Gabrielle pegou uma uva e estendeu até a conquistadora. Xena balançou a cabeça.
– Assim não, garota. Aqui – Xena apontou para a própria boca.
Gabrielle se aproximou e colocou a uva na boca da conquistadora. A rainha aproveitou para lamber o dedo da mulher, que não esboçou a menor reação. Xena esperou surgir em seu interior o júbilo que sentia em subjugar outra pessoa, mas só sentiu um mal estar indefinido. Começou a se irritar.
– Gabrielle, me siga.
A rainha a levou até um dos baús do quarto e o abriu. Dentro, Gabrielle viu uma espada, um traje de couro e correntes, além de pergaminhos e caixas de diversos tamanhos. A conquistadora abriu uma das caixas e tirou uma chave. Pegou a corrente e abriu sua tranca.
– Gabrielle, o que diria se eu te mandasse prender essa corrente no próprio pescoço e dissesse que vou te manter presa nela?
– É o que quer, minha senhora?
Xena estendeu os ferros na direção da outra mulher. Gabrielle se adiantou, colocou a algema no próprio pescoço e fechou a tranca.
Xena sentiu seu estômago esfriar, e sua irritação só aumentou. Bruscamente, pegou a chave e tirou a corrente de Gabrielle, largando os ferros no chão. Xena ordenou que Gabrielle pegasse a bandeja de comida e se retirasse.
– E não apareça aqui hoje. Diga a Anteia que ninguém deve me perturbar.
– Sim, senhora – disse Gabrielle.
Quando Gabrielle saiu, Xena percebeu que estava tremendo. Dentro de si volteavam tantas emoções estranhas que ela tinha a sensação que podia sucumbir. Pela primeira vez em muitos anos, foi até a porta dos seus aposentos e a trancou à chave. Levantou-se e caminhou até o enorme espelho que adornava uma de suas paredes e olhou para si.
Ele lhe devolveu a imagem daquele corpo grande e forte, os cabelos negros e compridos, os olhos azuis penetrantes, confiantes, que tinham dobrado o mundo à sua vontade. Sim, ela se regozijava com sua imagem. Narcisisticamente, vaidosamente, com a certeza que qualquer vício moral nada mais era que a humanidade em sua pura forma, a ser agarrada com o poder da vontade, longe da covardia de ideais estúpidos.
Tudo era poder e vontade, nada além do poder e da vontade. E isso estava além do bem e do mal. Ela era transcendência, estava além do humano e ao mesmo tempo, era a mais humana de todas.
Não foi o que ela viu refletido naquele dia.
Ela viu um olhar que era ao mesmo tempo estranho e familiar.
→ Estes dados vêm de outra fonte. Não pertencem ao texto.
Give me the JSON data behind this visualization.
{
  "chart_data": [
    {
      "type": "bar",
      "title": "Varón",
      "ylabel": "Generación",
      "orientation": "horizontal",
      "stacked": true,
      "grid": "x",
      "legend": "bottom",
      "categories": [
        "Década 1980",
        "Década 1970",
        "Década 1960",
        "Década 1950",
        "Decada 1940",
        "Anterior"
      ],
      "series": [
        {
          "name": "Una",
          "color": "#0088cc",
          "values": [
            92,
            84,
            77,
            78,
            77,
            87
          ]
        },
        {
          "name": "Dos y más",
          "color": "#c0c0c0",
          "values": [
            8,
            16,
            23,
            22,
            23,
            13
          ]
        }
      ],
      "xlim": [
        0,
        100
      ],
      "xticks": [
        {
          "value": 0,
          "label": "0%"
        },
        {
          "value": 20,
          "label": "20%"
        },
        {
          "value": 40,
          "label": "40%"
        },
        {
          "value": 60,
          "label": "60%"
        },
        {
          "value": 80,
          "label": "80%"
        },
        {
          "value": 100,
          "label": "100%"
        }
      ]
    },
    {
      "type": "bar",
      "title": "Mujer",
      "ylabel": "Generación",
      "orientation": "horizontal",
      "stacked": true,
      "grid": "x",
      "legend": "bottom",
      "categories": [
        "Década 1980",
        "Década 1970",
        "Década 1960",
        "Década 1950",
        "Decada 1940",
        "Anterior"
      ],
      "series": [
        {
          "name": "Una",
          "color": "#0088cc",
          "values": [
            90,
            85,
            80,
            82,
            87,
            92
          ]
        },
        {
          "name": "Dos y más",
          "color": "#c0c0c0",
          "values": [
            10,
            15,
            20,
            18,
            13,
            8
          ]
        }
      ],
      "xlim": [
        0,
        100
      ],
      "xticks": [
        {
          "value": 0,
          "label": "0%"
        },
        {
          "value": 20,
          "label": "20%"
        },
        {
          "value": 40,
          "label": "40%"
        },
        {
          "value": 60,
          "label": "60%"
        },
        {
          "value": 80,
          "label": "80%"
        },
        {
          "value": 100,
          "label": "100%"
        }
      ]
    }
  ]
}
Estranho, pois não o via há tantos anos, que sequer lembrava que ele existia. Familiar, porque já o encarara no passado.
Era o olhar de uma jovem garota que um dia perdera tudo. O olhar de uma garota que um dia se debruçara sobre os corpos mortos de toda sua família por dias, até o cheiro da podridão da morte forçá-la a ir embora. De uma jovem que, como uma covarde, se escondera para salvar a própria vida enquanto tudo que ela conhecia virava sangue e chamas.
O reflexo no espelho chorava.
– O que você é agora, sem nada para conquistar? – ela perguntou ao espelho, antes de esmurrá-lo, quebrando-o e enchendo sua própria mão de sangue.